I love the fact that Shadia is being given a ton of symbolism for being the one to officially "reforge" the Pariah Blades by turning their purpose from combat blade to theater prop. It's beautiful symbolism, that by turning the blade from weapon to prop, it's as if she is turning the legacy of the orcs themselves from warriors into artists. Amazing.
But I want to take a moment to point out that the reason Shadia has the blades at all is because of Bolaire.
It was Bolaire's idea to steal them from the museum when they did. It's a move that likely would have happened at some point in the campaign, but Bolaire pushed to do it now. To take advantage of the chaos sown in the museum and move the blades before House Cormoray got their claws in too deep. When Brennan sicced Lady Cormoray on him and Hal, it felt like a signal from the GM to the players that it was too soon for them to be making this move, but then he deus ex machina'd them out of danger, and the story went on.
I now think that getting the Pariah Blades out of the museum was a necessary step that would've been happening now, during the Convergence, had Bolaire not thought to do it first.

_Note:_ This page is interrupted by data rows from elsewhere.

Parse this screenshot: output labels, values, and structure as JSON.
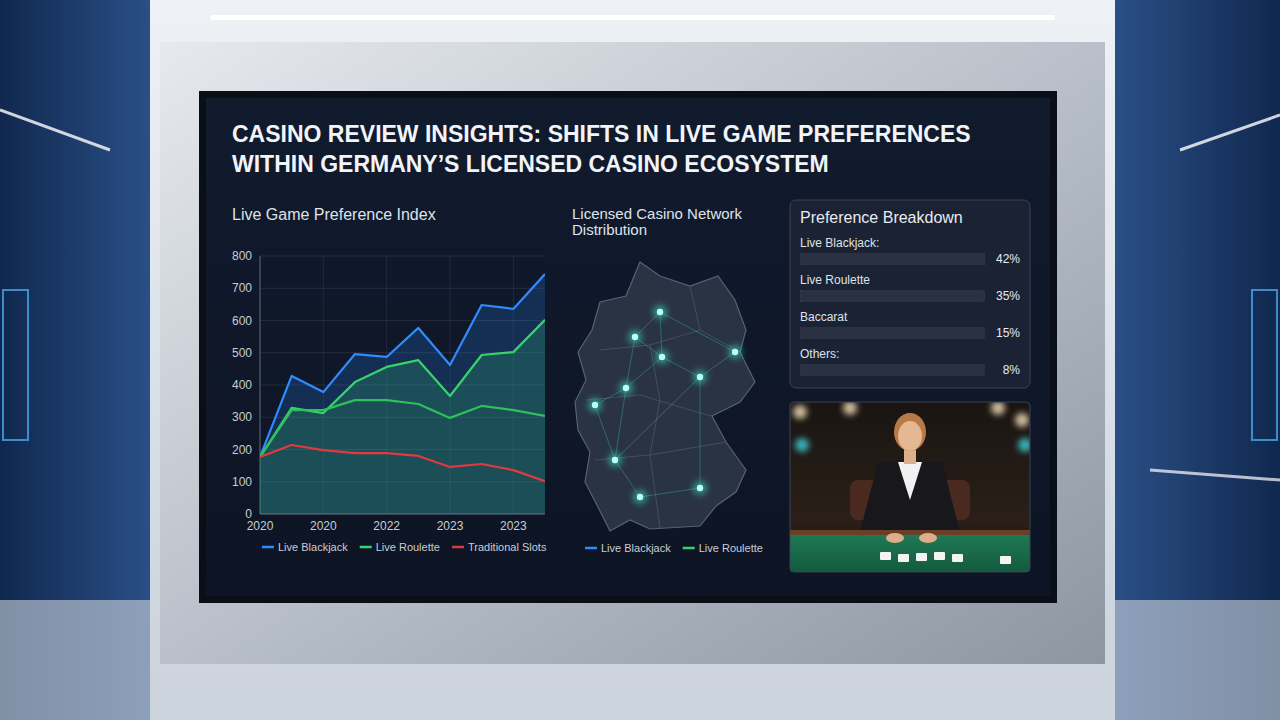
{
  "header": {
    "title": "CASINO REVIEW INSIGHTS: SHIFTS IN LIVE GAME PREFERENCES WITHIN GERMANY’S LICENSED CASINO ECOSYSTEM"
  },
  "chart_data": [
    {
      "type": "line",
      "title": "Live Game Preference Index",
      "categories": [
        "2020",
        null,
        "2020",
        null,
        "2022",
        null,
        "2023",
        null,
        "2023",
        null
      ],
      "series": [
        {
          "name": "Live Blackjack",
          "color": "#2f8cff",
          "type": "area",
          "values": [
            177,
            428,
            378,
            496,
            487,
            577,
            462,
            648,
            636,
            744
          ]
        },
        {
          "name": "Live Roulette",
          "color": "#37d46c",
          "type": "area",
          "values": [
            177,
            329,
            313,
            409,
            456,
            477,
            366,
            493,
            502,
            602
          ]
        },
        {
          "color": "#2ec05a",
          "type": "line",
          "values": [
            177,
            322,
            322,
            353,
            353,
            341,
            298,
            335,
            322,
            304
          ]
        },
        {
          "name": "Traditional Slots",
          "color": "#e0393e",
          "type": "line",
          "values": [
            177,
            214,
            198,
            189,
            189,
            180,
            146,
            155,
            136,
            102
          ]
        }
      ],
      "ylim": [
        0,
        800
      ],
      "yticks": [
        0,
        100,
        200,
        300,
        400,
        500,
        600,
        700,
        800
      ],
      "grid": true,
      "legend": "bottom"
    },
    {
      "type": "bar",
      "orientation": "horizontal",
      "title": "Preference Breakdown",
      "categories": [
        "Live Blackjack:",
        "Live Roulette",
        "Baccarat",
        "Others:"
      ],
      "values": [
        42,
        35,
        15,
        8
      ],
      "value_labels": [
        "42%",
        "35%",
        "15%",
        "8%"
      ],
      "colors": [
        "#2196f3",
        "#33cc55",
        "#9b59d6",
        "#6b7280"
      ],
      "xlim": [
        0,
        42
      ],
      "data_labels": true,
      "tick_labels": "y"
    }
  ],
  "map": {
    "title": "Licensed Casino Network Distribution",
    "legend": [
      {
        "name": "Live Blackjack",
        "color": "#2f8cff"
      },
      {
        "name": "Live Roulette",
        "color": "#37d46c"
      }
    ]
  }
}
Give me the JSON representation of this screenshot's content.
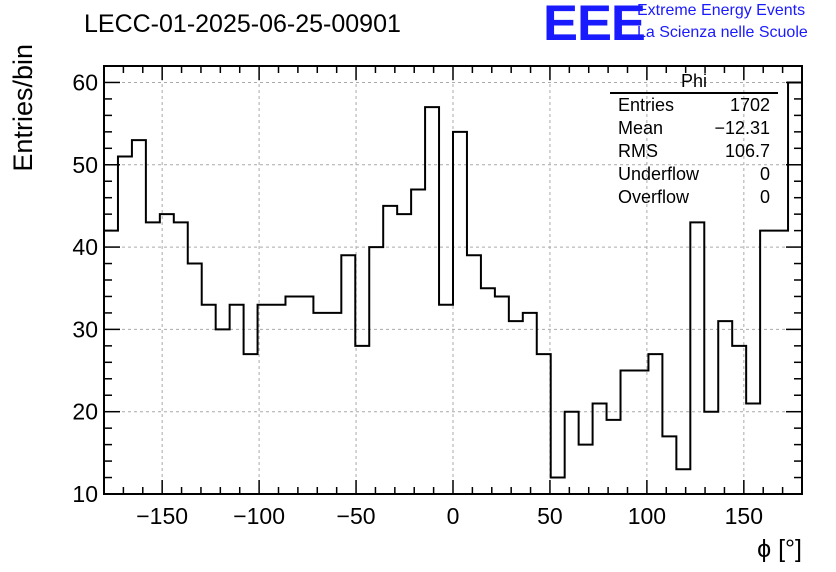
{
  "header": {
    "title": "LECC-01-2025-06-25-00901",
    "logo_text": "EEE",
    "logo_line1": "Extreme Energy Events",
    "logo_line2": "La Scienza nelle Scuole"
  },
  "stats_box": {
    "name": "Phi",
    "rows": [
      {
        "label": "Entries",
        "value": "1702"
      },
      {
        "label": "Mean",
        "value": "−12.31"
      },
      {
        "label": "RMS",
        "value": "106.7"
      },
      {
        "label": "Underflow",
        "value": "0"
      },
      {
        "label": "Overflow",
        "value": "0"
      }
    ]
  },
  "chart_data": {
    "type": "histogram",
    "title": "LECC-01-2025-06-25-00901",
    "xlabel": "ϕ [°]",
    "ylabel": "Entries/bin",
    "xlim": [
      -180,
      180
    ],
    "ylim": [
      10,
      62
    ],
    "bin_width": 7.2,
    "grid": true,
    "xticks": [
      -150,
      -100,
      -50,
      0,
      50,
      100,
      150
    ],
    "xtick_labels": [
      "−150",
      "−100",
      "−50",
      "0",
      "50",
      "100",
      "150"
    ],
    "yticks": [
      10,
      20,
      30,
      40,
      50,
      60
    ],
    "ytick_labels": [
      "10",
      "20",
      "30",
      "40",
      "50",
      "60"
    ],
    "values": [
      42,
      51,
      53,
      43,
      44,
      43,
      38,
      33,
      30,
      33,
      27,
      33,
      33,
      34,
      34,
      32,
      32,
      39,
      28,
      40,
      45,
      44,
      47,
      57,
      33,
      54,
      39,
      35,
      34,
      31,
      32,
      27,
      12,
      20,
      16,
      21,
      19,
      25,
      25,
      27,
      17,
      13,
      43,
      20,
      31,
      28,
      21,
      42,
      42,
      60
    ]
  }
}
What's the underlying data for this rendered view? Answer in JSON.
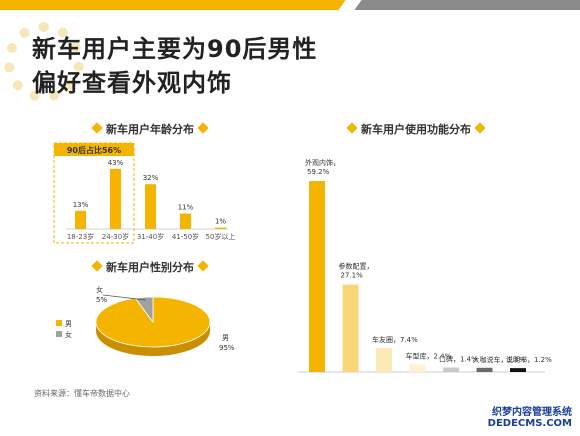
{
  "title_line1": "新车用户主要为90后男性",
  "title_line2": "偏好查看外观内饰",
  "source": "资料来源：懂车帝数据中心",
  "watermark_line1": "织梦内容管理系统",
  "watermark_line2": "DEDECMS.COM",
  "colors": {
    "accent": "#f5b400",
    "gray": "#8a8a8a"
  },
  "chart_data": [
    {
      "type": "bar",
      "title": "新车用户年龄分布",
      "categories": [
        "18-23岁",
        "24-30岁",
        "31-40岁",
        "41-50岁",
        "50岁以上"
      ],
      "values": [
        13,
        43,
        32,
        11,
        1
      ],
      "value_labels": [
        "13%",
        "43%",
        "32%",
        "11%",
        "1%"
      ],
      "highlight_label": "90后占比56%",
      "ylim": [
        0,
        45
      ]
    },
    {
      "type": "pie",
      "title": "新车用户性别分布",
      "labels": [
        "男",
        "女"
      ],
      "values": [
        95,
        5
      ],
      "value_labels": [
        "95%",
        "5%"
      ],
      "colors": [
        "#f5b400",
        "#a0a0a0"
      ],
      "legend": "left"
    },
    {
      "type": "bar",
      "title": "新车用户使用功能分布",
      "categories": [
        "外观内饰",
        "参数配置",
        "车友圈",
        "车型库",
        "口碑",
        "大咖说车",
        "说明书"
      ],
      "labels": [
        "外观内饰，",
        "参数配置，",
        "车友圈，7.4%",
        "车型库，2.4%",
        "口碑，1.4%",
        "大咖说车，1.3%",
        "说明书，1.2%"
      ],
      "value_labels": [
        "59.2%",
        "27.1%",
        "",
        "",
        "",
        "",
        ""
      ],
      "values": [
        59.2,
        27.1,
        7.4,
        2.4,
        1.4,
        1.3,
        1.2
      ],
      "colors": [
        "#f5b400",
        "#f8d77a",
        "#fbe9b6",
        "#fdf2d4",
        "#c9c9c9",
        "#6b6b6b",
        "#111111"
      ],
      "ylim": [
        0,
        62
      ]
    }
  ]
}
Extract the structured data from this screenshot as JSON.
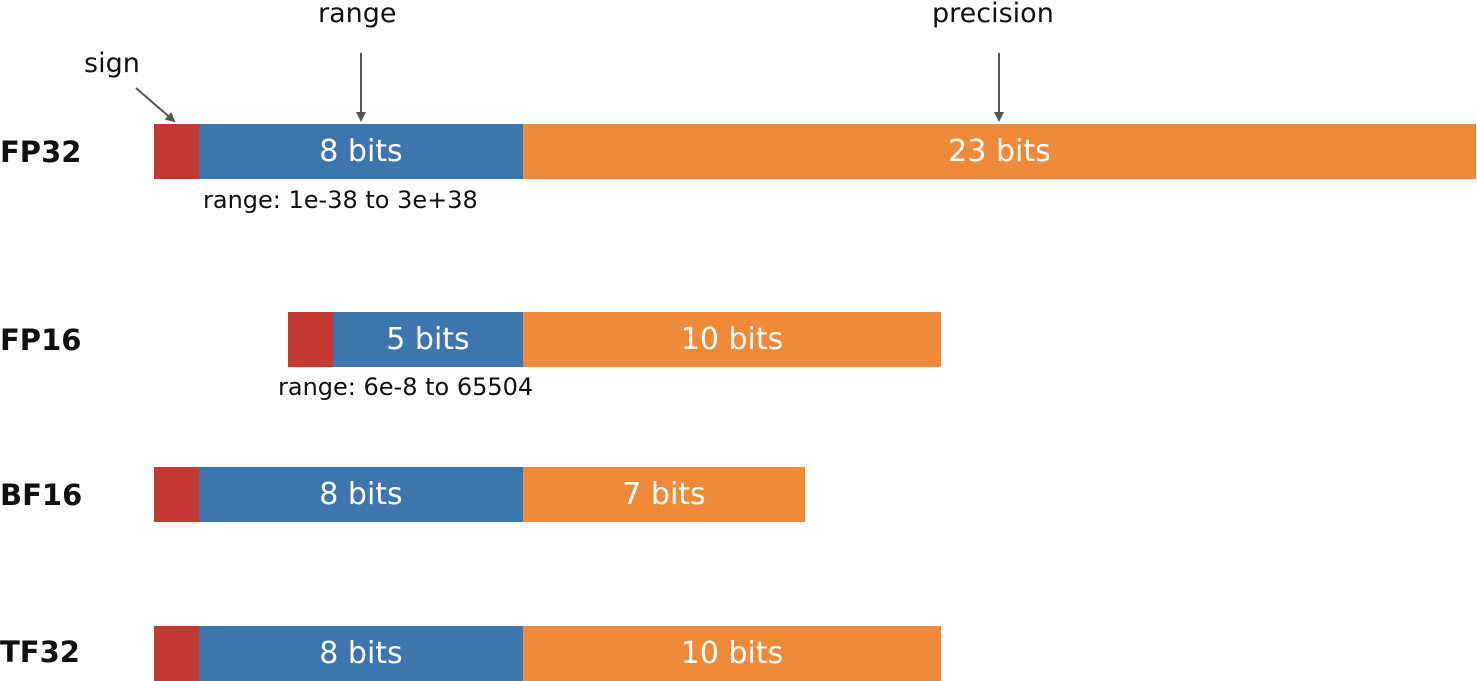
{
  "annotations": {
    "sign": "sign",
    "range": "range",
    "precision": "precision"
  },
  "colors": {
    "sign": "#c43a32",
    "exponent": "#3d76ae",
    "mantissa": "#ee8a39",
    "arrow": "#555555"
  },
  "formats": [
    {
      "name": "FP32",
      "exponent_label": "8 bits",
      "mantissa_label": "23 bits",
      "range_note": "range: 1e-38 to 3e+38"
    },
    {
      "name": "FP16",
      "exponent_label": "5 bits",
      "mantissa_label": "10 bits",
      "range_note": "range: 6e-8 to 65504"
    },
    {
      "name": "BF16",
      "exponent_label": "8 bits",
      "mantissa_label": "7 bits"
    },
    {
      "name": "TF32",
      "exponent_label": "8 bits",
      "mantissa_label": "10 bits"
    }
  ]
}
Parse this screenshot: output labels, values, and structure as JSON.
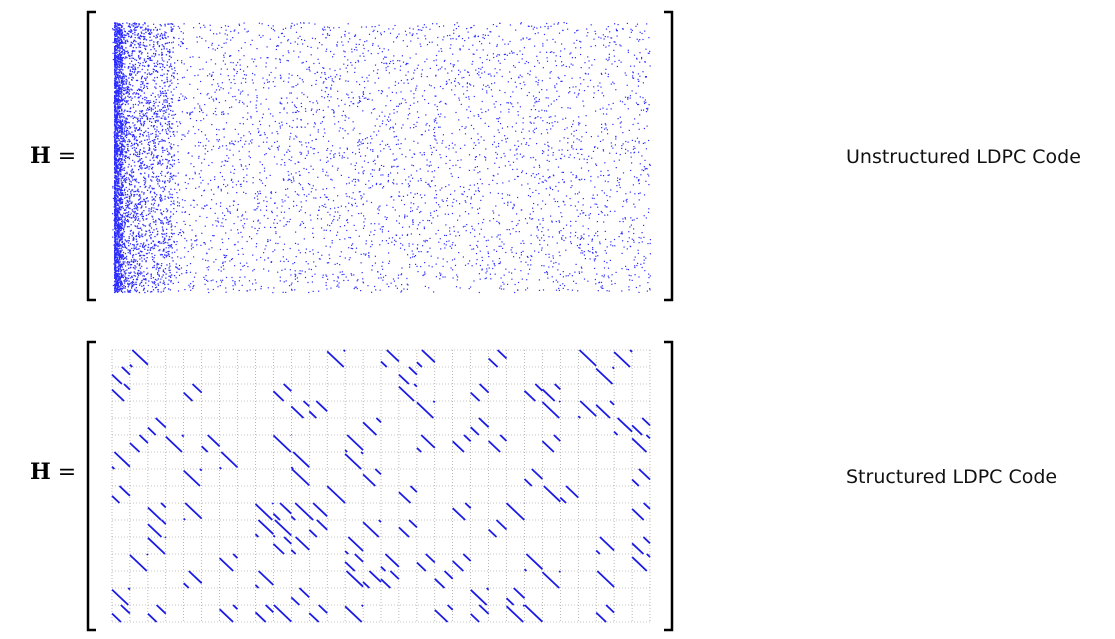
{
  "top": {
    "equation_symbol": "H",
    "equals": "=",
    "caption": "Unstructured LDPC Code",
    "dot_color": "#2b2bff"
  },
  "bottom": {
    "equation_symbol": "H",
    "equals": "=",
    "caption": "Structured LDPC Code",
    "line_color": "#1a1ae6",
    "grid_color": "#8a8a8a"
  }
}
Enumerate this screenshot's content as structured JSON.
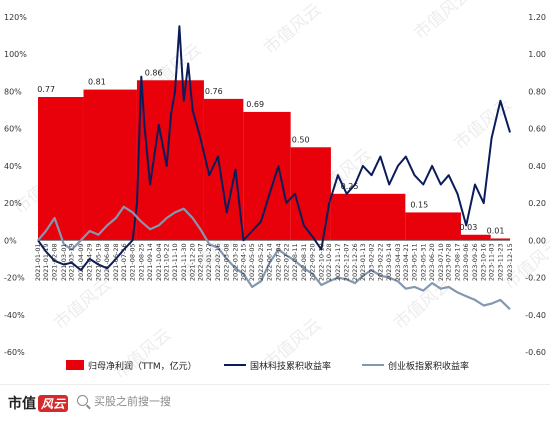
{
  "chart_data": {
    "type": "bar+line",
    "left_axis": {
      "ticks": [
        "120%",
        "100%",
        "80%",
        "60%",
        "40%",
        "20%",
        "0%",
        "-20%",
        "-40%",
        "-60%"
      ],
      "ylim": [
        -0.6,
        1.2
      ]
    },
    "right_axis": {
      "ticks": [
        "1.20",
        "1.00",
        "0.80",
        "0.60",
        "0.40",
        "0.20",
        "0.00",
        "-0.20",
        "-0.40",
        "-0.60"
      ],
      "ylim": [
        -0.6,
        1.2
      ]
    },
    "x_range": [
      "2021-01-01",
      "2023-12-15"
    ],
    "x_tick_labels": [
      "2021-01-01",
      "2021-01-19",
      "2021-02-08",
      "2021-03-01",
      "2021-03-19",
      "2021-04-09",
      "2021-04-29",
      "2021-05-19",
      "2021-06-08",
      "2021-06-28",
      "2021-07-16",
      "2021-08-05",
      "2021-08-25",
      "2021-09-14",
      "2021-10-04",
      "2021-10-22",
      "2021-11-10",
      "2021-11-30",
      "2021-12-20",
      "2022-01-07",
      "2022-01-27",
      "2022-02-16",
      "2022-03-08",
      "2022-03-28",
      "2022-04-15",
      "2022-05-05",
      "2022-05-25",
      "2022-06-14",
      "2022-07-04",
      "2022-07-22",
      "2022-08-11",
      "2022-08-31",
      "2022-09-20",
      "2022-10-10",
      "2022-10-28",
      "2022-11-17",
      "2022-12-07",
      "2022-12-26",
      "2023-01-13",
      "2023-02-02",
      "2023-02-22",
      "2023-03-14",
      "2023-04-03",
      "2023-04-21",
      "2023-05-11",
      "2023-05-31",
      "2023-06-20",
      "2023-07-10",
      "2023-07-28",
      "2023-08-17",
      "2023-09-06",
      "2023-09-26",
      "2023-10-16",
      "2023-11-03",
      "2023-11-23",
      "2023-12-15"
    ],
    "series": [
      {
        "name": "归母净利润（TTM，亿元）",
        "type": "step-bar",
        "color": "#e8000b",
        "axis": "right",
        "periods": [
          {
            "start": "2021-01-01",
            "end": "2021-04-15",
            "value": 0.77
          },
          {
            "start": "2021-04-15",
            "end": "2021-08-15",
            "value": 0.81
          },
          {
            "start": "2021-08-15",
            "end": "2022-01-15",
            "value": 0.86
          },
          {
            "start": "2022-01-15",
            "end": "2022-04-15",
            "value": 0.76
          },
          {
            "start": "2022-04-15",
            "end": "2022-08-01",
            "value": 0.69
          },
          {
            "start": "2022-08-01",
            "end": "2022-11-01",
            "value": 0.5
          },
          {
            "start": "2022-11-01",
            "end": "2023-04-20",
            "value": 0.25
          },
          {
            "start": "2023-04-20",
            "end": "2023-08-25",
            "value": 0.15
          },
          {
            "start": "2023-08-25",
            "end": "2023-11-01",
            "value": 0.03
          },
          {
            "start": "2023-11-01",
            "end": "2023-12-15",
            "value": 0.01
          }
        ],
        "labels": [
          "0.77",
          "0.81",
          "0.86",
          "0.76",
          "0.69",
          "0.50",
          "0.25",
          "0.15",
          "0.03",
          "0.01"
        ]
      },
      {
        "name": "国林科技累积收益率",
        "type": "line",
        "color": "#0b1c5a",
        "axis": "left",
        "points": [
          [
            "2021-01-01",
            0.0
          ],
          [
            "2021-01-19",
            -0.06
          ],
          [
            "2021-02-08",
            -0.11
          ],
          [
            "2021-03-01",
            -0.13
          ],
          [
            "2021-03-19",
            -0.12
          ],
          [
            "2021-04-09",
            -0.16
          ],
          [
            "2021-04-29",
            -0.1
          ],
          [
            "2021-05-19",
            -0.13
          ],
          [
            "2021-06-08",
            -0.15
          ],
          [
            "2021-06-28",
            -0.1
          ],
          [
            "2021-07-16",
            -0.05
          ],
          [
            "2021-08-05",
            0.0
          ],
          [
            "2021-08-15",
            0.2
          ],
          [
            "2021-08-25",
            0.88
          ],
          [
            "2021-09-01",
            0.62
          ],
          [
            "2021-09-14",
            0.3
          ],
          [
            "2021-10-04",
            0.62
          ],
          [
            "2021-10-22",
            0.4
          ],
          [
            "2021-11-01",
            0.68
          ],
          [
            "2021-11-10",
            0.8
          ],
          [
            "2021-11-20",
            1.15
          ],
          [
            "2021-11-30",
            0.75
          ],
          [
            "2021-12-10",
            0.95
          ],
          [
            "2021-12-20",
            0.7
          ],
          [
            "2022-01-07",
            0.55
          ],
          [
            "2022-01-27",
            0.35
          ],
          [
            "2022-02-16",
            0.45
          ],
          [
            "2022-03-08",
            0.15
          ],
          [
            "2022-03-28",
            0.38
          ],
          [
            "2022-04-15",
            0.0
          ],
          [
            "2022-05-05",
            0.05
          ],
          [
            "2022-05-25",
            0.1
          ],
          [
            "2022-06-14",
            0.25
          ],
          [
            "2022-07-04",
            0.4
          ],
          [
            "2022-07-22",
            0.2
          ],
          [
            "2022-08-11",
            0.25
          ],
          [
            "2022-08-31",
            0.08
          ],
          [
            "2022-09-20",
            0.02
          ],
          [
            "2022-10-10",
            -0.05
          ],
          [
            "2022-10-28",
            0.2
          ],
          [
            "2022-11-17",
            0.35
          ],
          [
            "2022-12-07",
            0.25
          ],
          [
            "2022-12-26",
            0.3
          ],
          [
            "2023-01-13",
            0.4
          ],
          [
            "2023-02-02",
            0.35
          ],
          [
            "2023-02-22",
            0.45
          ],
          [
            "2023-03-14",
            0.3
          ],
          [
            "2023-04-03",
            0.4
          ],
          [
            "2023-04-21",
            0.45
          ],
          [
            "2023-05-11",
            0.35
          ],
          [
            "2023-05-31",
            0.3
          ],
          [
            "2023-06-20",
            0.4
          ],
          [
            "2023-07-10",
            0.3
          ],
          [
            "2023-07-28",
            0.35
          ],
          [
            "2023-08-17",
            0.25
          ],
          [
            "2023-09-06",
            0.08
          ],
          [
            "2023-09-26",
            0.3
          ],
          [
            "2023-10-16",
            0.2
          ],
          [
            "2023-11-03",
            0.55
          ],
          [
            "2023-11-23",
            0.75
          ],
          [
            "2023-12-15",
            0.58
          ]
        ]
      },
      {
        "name": "创业板指累积收益率",
        "type": "line",
        "color": "#8497b0",
        "axis": "left",
        "points": [
          [
            "2021-01-01",
            0.0
          ],
          [
            "2021-01-19",
            0.05
          ],
          [
            "2021-02-08",
            0.12
          ],
          [
            "2021-03-01",
            -0.02
          ],
          [
            "2021-03-19",
            -0.05
          ],
          [
            "2021-04-09",
            0.0
          ],
          [
            "2021-04-29",
            0.05
          ],
          [
            "2021-05-19",
            0.03
          ],
          [
            "2021-06-08",
            0.08
          ],
          [
            "2021-06-28",
            0.12
          ],
          [
            "2021-07-16",
            0.18
          ],
          [
            "2021-08-05",
            0.15
          ],
          [
            "2021-08-25",
            0.1
          ],
          [
            "2021-09-14",
            0.06
          ],
          [
            "2021-10-04",
            0.08
          ],
          [
            "2021-10-22",
            0.12
          ],
          [
            "2021-11-10",
            0.15
          ],
          [
            "2021-11-30",
            0.17
          ],
          [
            "2021-12-20",
            0.12
          ],
          [
            "2022-01-07",
            0.06
          ],
          [
            "2022-01-27",
            -0.02
          ],
          [
            "2022-02-16",
            -0.04
          ],
          [
            "2022-03-08",
            -0.1
          ],
          [
            "2022-03-28",
            -0.15
          ],
          [
            "2022-04-15",
            -0.18
          ],
          [
            "2022-05-05",
            -0.25
          ],
          [
            "2022-05-25",
            -0.22
          ],
          [
            "2022-06-14",
            -0.12
          ],
          [
            "2022-07-04",
            -0.05
          ],
          [
            "2022-07-22",
            -0.08
          ],
          [
            "2022-08-11",
            -0.11
          ],
          [
            "2022-08-31",
            -0.15
          ],
          [
            "2022-09-20",
            -0.18
          ],
          [
            "2022-10-10",
            -0.24
          ],
          [
            "2022-10-28",
            -0.22
          ],
          [
            "2022-11-17",
            -0.2
          ],
          [
            "2022-12-07",
            -0.21
          ],
          [
            "2022-12-26",
            -0.23
          ],
          [
            "2023-01-13",
            -0.19
          ],
          [
            "2023-02-02",
            -0.16
          ],
          [
            "2023-02-22",
            -0.19
          ],
          [
            "2023-03-14",
            -0.2
          ],
          [
            "2023-04-03",
            -0.22
          ],
          [
            "2023-04-21",
            -0.26
          ],
          [
            "2023-05-11",
            -0.25
          ],
          [
            "2023-05-31",
            -0.27
          ],
          [
            "2023-06-20",
            -0.23
          ],
          [
            "2023-07-10",
            -0.26
          ],
          [
            "2023-07-28",
            -0.25
          ],
          [
            "2023-08-17",
            -0.28
          ],
          [
            "2023-09-06",
            -0.3
          ],
          [
            "2023-09-26",
            -0.32
          ],
          [
            "2023-10-16",
            -0.35
          ],
          [
            "2023-11-03",
            -0.34
          ],
          [
            "2023-11-23",
            -0.32
          ],
          [
            "2023-12-15",
            -0.37
          ]
        ]
      }
    ],
    "legend_position": "bottom",
    "grid": false
  },
  "footer": {
    "brand": "市值",
    "brand_stylized": "风云",
    "search_placeholder": "买股之前搜一搜"
  },
  "watermarks": [
    "市值风云",
    "市值风云",
    "市值风云",
    "市值风云",
    "市值风云",
    "市值风云",
    "市值风云",
    "市值风云",
    "市值风云",
    "市值风云",
    "市值风云",
    "市值风云"
  ]
}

Because now, we know that these rituals involving the afterlives need an anchor of some sort, forged from an artifact that has changed its purpose. The letter the Soldiers brought back all but spells out that the blood for the ritual needed the Pariah Blades to be there as well as an anchor. Without that specific anchor, the ritual at the Round might've been destined to fail, just like whatever disastrous thing happened with Thjazi and Mara on Reaper's Day all those years ago.
It's not likely to get addressed by the narrative, because the symbolism of Shadia is so very powerful here, but I think there's important symbolism to Bolaire being the one to rescue the blades, too.
He's a historian who fought to keep the history of the orcish people in the hands of the orcs themselves, instead of the greedy human houses trying to twist that history. He's fighting to keep the Truth in the hands of those who will keep telling it, the Storytellers, like Hal. And, given what Bolaire is, there is a high likelihood that Bolaire himself would never have existed had the orcs not chosen to take up arms against Azgra and forge the Blades in the first place. Bolaire is himself an equivalent to a Pariah Blade working to keep his "cousins" out of the hands of the very tyrants he and they were created to oppose.
The Panto Mask, made to kill a god, now working as a historian. The artifact that changed its own purpose, now helping other artifacts to change theirs.
Bolaire couldn't have known that the Blades themselves would end up as part of the play, but now that they have, he may have just provided a key component to yet another powerful ritual taking place in a sacred theater. And there is symbolism in that too, in the theater mask providing a component to the upcoming theater magic, even if Bolaire himself will not be present at the play.
If the Pariah Blades being at the theater end up being key to whatever ritual takes place, then both Shadia and Bolaire will have been necessary to that success.